The standards were developed cooperatively by the Council of Chief State School Officers (CCSSO) and the National Governors Association (NGA) in 2009 and adopted by individual states. But in the last few years, the White House has become a vocal supporter of Common Core, including provisions in its Race To The Top grant program and No Child Left Behind waiver program that states implement “college and career ready standards." That was viewed by many as a reference to Common Core, which spurred some conservative figures and institutions to decry the standards as a federal takeover of education and in turn led to the legislation calling for specifically opting out of Common Core.
“There are some real concerns about the role of the federal government in education,” says Chris Minnich, CCSSO’s executive director. “But if you're for kids getting a better education, then you probably should be for Common Core. But it sometimes gets diluted and messages get changed and things are being said that are quite outlandish.”

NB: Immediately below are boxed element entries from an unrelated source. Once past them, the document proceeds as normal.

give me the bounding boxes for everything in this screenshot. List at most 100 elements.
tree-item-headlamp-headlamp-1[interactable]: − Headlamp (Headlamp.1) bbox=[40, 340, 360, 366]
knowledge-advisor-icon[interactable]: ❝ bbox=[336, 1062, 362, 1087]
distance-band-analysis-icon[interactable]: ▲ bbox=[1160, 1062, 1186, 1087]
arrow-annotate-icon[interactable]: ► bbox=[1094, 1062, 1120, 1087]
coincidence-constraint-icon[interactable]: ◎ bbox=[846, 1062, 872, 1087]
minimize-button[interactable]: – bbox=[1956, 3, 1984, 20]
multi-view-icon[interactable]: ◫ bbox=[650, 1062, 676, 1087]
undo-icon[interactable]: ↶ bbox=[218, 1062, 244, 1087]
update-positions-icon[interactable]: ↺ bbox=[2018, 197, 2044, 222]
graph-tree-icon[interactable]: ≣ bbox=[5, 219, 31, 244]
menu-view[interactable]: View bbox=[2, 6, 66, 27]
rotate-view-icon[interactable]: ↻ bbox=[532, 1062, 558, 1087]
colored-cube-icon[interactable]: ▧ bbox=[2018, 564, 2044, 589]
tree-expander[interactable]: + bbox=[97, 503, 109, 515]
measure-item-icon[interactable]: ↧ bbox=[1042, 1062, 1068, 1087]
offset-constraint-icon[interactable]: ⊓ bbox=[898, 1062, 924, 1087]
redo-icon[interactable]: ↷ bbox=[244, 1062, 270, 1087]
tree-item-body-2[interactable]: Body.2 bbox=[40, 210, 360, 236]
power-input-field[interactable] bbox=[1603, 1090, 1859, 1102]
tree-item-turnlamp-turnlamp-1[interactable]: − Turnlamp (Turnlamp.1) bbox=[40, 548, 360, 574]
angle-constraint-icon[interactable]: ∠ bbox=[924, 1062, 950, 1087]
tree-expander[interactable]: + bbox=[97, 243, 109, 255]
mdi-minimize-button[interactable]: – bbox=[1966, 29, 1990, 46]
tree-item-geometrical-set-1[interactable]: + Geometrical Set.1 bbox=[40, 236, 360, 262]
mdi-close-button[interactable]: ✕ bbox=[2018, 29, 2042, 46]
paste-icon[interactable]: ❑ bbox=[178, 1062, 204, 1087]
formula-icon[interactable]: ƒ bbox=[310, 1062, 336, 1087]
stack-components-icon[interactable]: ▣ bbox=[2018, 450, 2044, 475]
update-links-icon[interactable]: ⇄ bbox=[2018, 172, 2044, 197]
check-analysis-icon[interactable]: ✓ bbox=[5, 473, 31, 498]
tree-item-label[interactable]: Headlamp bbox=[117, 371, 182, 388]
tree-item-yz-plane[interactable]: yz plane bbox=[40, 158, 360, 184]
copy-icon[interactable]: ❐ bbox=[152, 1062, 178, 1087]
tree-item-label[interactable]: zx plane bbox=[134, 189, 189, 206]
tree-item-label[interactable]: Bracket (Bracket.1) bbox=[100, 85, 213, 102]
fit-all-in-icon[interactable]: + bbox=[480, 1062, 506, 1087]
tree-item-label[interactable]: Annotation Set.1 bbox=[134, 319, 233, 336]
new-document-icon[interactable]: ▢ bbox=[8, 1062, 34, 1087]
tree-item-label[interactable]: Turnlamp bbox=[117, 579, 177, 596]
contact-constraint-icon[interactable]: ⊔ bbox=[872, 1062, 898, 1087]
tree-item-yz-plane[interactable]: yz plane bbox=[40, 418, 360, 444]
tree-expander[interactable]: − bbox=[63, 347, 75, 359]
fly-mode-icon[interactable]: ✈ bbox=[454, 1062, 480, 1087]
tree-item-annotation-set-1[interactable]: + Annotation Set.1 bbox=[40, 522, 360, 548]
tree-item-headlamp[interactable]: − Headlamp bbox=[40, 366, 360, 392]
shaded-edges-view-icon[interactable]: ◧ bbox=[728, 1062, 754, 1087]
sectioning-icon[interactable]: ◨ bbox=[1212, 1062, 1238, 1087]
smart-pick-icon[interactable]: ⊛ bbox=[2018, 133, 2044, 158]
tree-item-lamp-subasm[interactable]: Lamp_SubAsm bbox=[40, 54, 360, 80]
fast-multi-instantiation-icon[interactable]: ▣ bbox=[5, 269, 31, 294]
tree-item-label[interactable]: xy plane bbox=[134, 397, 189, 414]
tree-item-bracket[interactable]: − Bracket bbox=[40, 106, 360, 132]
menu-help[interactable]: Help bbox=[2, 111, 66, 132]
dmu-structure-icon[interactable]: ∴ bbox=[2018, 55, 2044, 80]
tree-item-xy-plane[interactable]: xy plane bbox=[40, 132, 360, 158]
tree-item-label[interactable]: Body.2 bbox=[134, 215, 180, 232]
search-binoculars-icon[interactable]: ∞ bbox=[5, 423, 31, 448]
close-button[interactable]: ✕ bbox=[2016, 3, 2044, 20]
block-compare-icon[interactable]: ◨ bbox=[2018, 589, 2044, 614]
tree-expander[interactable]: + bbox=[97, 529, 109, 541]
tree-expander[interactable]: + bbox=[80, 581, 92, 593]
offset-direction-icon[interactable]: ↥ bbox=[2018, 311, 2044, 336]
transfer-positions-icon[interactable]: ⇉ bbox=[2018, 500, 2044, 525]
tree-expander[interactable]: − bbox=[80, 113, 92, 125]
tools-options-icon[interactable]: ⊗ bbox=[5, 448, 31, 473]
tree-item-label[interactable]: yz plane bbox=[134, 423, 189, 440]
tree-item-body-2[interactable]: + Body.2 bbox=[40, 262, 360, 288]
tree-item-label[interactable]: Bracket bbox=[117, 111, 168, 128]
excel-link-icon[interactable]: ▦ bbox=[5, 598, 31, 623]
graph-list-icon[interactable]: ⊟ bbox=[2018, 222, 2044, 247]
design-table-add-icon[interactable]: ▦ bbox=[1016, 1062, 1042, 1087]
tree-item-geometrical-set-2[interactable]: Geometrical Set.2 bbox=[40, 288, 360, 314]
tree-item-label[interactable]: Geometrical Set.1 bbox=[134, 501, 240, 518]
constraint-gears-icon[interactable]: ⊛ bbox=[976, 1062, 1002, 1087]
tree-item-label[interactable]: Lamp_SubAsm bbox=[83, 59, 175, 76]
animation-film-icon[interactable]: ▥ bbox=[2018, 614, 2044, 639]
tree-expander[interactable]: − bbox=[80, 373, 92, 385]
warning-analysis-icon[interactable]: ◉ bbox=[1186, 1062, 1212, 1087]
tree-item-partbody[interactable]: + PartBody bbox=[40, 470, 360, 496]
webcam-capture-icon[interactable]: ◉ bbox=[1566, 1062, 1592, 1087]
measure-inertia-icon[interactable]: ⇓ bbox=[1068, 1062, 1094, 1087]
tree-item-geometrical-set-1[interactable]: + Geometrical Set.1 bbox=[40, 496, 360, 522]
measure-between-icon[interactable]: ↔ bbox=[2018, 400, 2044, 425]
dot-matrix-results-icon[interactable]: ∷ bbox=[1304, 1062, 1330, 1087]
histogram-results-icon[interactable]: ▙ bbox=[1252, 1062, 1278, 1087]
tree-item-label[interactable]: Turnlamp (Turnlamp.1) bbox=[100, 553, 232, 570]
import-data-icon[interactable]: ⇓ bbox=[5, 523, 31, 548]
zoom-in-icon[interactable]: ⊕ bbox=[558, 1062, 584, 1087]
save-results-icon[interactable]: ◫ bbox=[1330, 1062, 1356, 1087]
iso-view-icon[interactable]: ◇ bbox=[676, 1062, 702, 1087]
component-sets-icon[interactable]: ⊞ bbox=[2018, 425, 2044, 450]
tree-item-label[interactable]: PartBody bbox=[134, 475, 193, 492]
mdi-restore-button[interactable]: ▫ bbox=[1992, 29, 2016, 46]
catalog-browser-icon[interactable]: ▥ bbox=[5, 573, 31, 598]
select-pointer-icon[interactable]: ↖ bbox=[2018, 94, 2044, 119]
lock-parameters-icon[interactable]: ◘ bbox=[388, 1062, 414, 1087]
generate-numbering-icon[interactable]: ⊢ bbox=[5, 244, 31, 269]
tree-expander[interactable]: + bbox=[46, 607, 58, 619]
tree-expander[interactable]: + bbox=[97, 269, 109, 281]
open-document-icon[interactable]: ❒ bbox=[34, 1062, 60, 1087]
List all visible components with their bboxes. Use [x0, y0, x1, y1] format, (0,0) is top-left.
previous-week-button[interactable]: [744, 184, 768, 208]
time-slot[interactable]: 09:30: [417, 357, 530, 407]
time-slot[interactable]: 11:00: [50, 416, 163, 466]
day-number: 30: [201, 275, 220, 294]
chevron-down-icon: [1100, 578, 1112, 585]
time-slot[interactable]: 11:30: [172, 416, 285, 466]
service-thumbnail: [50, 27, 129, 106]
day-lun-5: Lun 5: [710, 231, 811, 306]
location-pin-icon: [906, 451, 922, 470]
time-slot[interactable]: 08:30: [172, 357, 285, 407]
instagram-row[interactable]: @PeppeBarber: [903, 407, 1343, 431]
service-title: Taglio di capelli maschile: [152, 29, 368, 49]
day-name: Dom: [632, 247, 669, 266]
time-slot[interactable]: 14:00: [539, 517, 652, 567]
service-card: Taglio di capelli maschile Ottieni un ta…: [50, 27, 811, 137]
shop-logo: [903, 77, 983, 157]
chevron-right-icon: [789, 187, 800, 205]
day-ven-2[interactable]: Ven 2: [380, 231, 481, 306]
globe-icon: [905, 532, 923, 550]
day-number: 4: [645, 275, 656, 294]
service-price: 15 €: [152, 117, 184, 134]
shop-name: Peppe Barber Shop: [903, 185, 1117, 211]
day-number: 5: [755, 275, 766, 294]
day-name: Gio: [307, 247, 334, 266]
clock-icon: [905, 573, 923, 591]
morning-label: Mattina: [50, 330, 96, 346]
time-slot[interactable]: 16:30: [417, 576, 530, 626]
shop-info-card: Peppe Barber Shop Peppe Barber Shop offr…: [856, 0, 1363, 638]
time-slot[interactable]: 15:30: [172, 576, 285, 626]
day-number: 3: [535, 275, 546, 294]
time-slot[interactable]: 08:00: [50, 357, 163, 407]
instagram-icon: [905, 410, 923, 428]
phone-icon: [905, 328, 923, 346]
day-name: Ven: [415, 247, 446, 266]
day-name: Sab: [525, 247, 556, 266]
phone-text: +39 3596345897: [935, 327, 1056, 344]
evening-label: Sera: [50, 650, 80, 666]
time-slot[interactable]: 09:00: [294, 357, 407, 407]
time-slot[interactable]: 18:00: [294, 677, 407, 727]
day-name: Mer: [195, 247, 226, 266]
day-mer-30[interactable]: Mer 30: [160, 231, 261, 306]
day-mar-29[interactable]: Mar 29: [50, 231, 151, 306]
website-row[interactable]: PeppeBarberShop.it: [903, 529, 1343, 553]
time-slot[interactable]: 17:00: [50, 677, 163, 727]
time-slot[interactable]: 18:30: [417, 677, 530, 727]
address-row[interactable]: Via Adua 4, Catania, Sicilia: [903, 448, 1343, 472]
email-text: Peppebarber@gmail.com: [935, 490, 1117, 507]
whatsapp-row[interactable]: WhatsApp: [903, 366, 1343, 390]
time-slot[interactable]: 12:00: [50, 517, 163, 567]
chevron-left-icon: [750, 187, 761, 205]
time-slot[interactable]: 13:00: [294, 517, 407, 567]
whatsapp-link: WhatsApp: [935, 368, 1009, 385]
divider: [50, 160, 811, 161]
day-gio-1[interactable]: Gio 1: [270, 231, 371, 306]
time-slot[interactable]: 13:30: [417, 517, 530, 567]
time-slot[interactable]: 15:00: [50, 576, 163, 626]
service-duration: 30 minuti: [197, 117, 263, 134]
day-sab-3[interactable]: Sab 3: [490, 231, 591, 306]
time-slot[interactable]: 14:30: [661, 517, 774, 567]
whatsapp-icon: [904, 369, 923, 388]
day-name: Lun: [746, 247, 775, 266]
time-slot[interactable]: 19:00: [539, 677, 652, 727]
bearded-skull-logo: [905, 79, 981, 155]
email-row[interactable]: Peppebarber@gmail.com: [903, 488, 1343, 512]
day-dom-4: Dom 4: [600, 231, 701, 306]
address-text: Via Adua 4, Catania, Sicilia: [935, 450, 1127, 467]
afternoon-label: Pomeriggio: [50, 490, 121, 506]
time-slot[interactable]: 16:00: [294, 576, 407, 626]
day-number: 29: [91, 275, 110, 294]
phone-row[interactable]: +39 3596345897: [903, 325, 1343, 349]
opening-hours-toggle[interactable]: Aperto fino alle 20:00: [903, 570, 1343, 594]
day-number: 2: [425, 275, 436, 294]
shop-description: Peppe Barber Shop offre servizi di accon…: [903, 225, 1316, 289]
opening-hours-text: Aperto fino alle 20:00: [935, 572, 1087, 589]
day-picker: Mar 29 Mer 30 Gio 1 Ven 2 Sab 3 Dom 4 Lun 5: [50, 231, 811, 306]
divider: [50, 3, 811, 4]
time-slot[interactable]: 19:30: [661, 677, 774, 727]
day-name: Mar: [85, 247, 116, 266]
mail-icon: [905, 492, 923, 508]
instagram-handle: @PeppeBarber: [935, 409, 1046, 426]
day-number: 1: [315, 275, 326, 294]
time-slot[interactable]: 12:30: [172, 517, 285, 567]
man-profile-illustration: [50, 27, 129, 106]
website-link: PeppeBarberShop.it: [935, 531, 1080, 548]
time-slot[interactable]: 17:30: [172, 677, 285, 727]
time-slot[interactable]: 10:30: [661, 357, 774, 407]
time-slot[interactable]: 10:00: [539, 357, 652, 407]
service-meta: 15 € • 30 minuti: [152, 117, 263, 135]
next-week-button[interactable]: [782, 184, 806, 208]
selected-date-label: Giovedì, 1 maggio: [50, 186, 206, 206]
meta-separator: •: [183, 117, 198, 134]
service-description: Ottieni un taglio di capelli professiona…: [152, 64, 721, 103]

From a conservative perspective, Obama’s very public pronouncements in favor of the standards probably hasn’t helped, says Michael Petrilli, executive director of the Thomas B. Fordham institute and assistant education secretary during the George W. Bush administration, even though a healthy coalition of conservatives, including individuals like Petrilli, supports Common Core.
That’s probably why you saw the anti-Common Core bills only in eight states—Alabama, Georgia, Indiana, Kansas, Michigan, Missouri, Pennsylvania and South Dakota—with Republican-controlled legislatures. Petrilli points to Obama’s comments in his 2013 State of the Union address that the Race To The Top program “convinced almost every state to develop smarter curricula and higher standards” as stoking the political fire by appearing to take credit for Common Core.
“He did help to politicize them,” Petrilli says. “When he said, ‘Hey, this is something my administration accomplished,’ that was not helpful for the folks on the right. That hurt.”
The federal bogeyman played a central role in the state debates over the opt-out legislation. “With the federal government’s involvement pushing states to adopt the standards, this is no longer a state-led initiative,” Indiana State Sen. Scott Schneider, who sponsored that state’s bill, said in a statement this April. "Indiana has lost its ability to set its own education policy.”
But despite such strong rhetoric, most of the bills failed. Indiana and Michigan legislators passed resolutions to study Common Core further—and the Michigan budget halted funding for the state’s implementation of the standards until further notice—but there wasn’t the widespread revolt that seemed possible earlier in 2013.
In some ways, the debate was part of the broader ideological fight between tea party conservatives and their more moderate counterparts. The tea partiers were more likely to view the White House’s embrace of Common Core as a federal education takeover, and pushed for states to opt out; Indiana’s Schneider, for example, is known as a tea party favorite. It wasn’t just the tea party that opposed the standards—the Republican National Committee passed a resolution condemning them in April—but those voices seem to be the source of the rebellion.
On the other side was the establishment or moderate GOP caucus, people like Petrilli. As the Common Core debate intensified in state legislatures, they rallied business groups that have supported the standards in the past, including the U.S. Chamber of Commerce and Business Roundtable, to lobby lawmakers to keep Common Core because they think it will improve education and thus be good for business. At least in 2013, that argument seems to have won out.
But Common Core opponents expect the debate to resurface next year, and they point to other troubles for the new standards. Texas, which never joined Common Core in the first place, passed a bill this year that prohibits the state from ever participating. Lawmakers in Florida and Oklahoma are considering whether they should pull out of the multi-state test consortia that have been built for the standards because they will be too costly.
As the realities of implementation draw closer, it's possible that even more states will think about pulling out of Common Core, says Jim Stergios, executive director of the Pioneer Institute, a free-market think tank that has lobbied states to rescind the standards.
"It's all to be seen. I would say that the momentum has absolutely shifted," he says. "These movements should be deeply troubling to proponents of Common Core."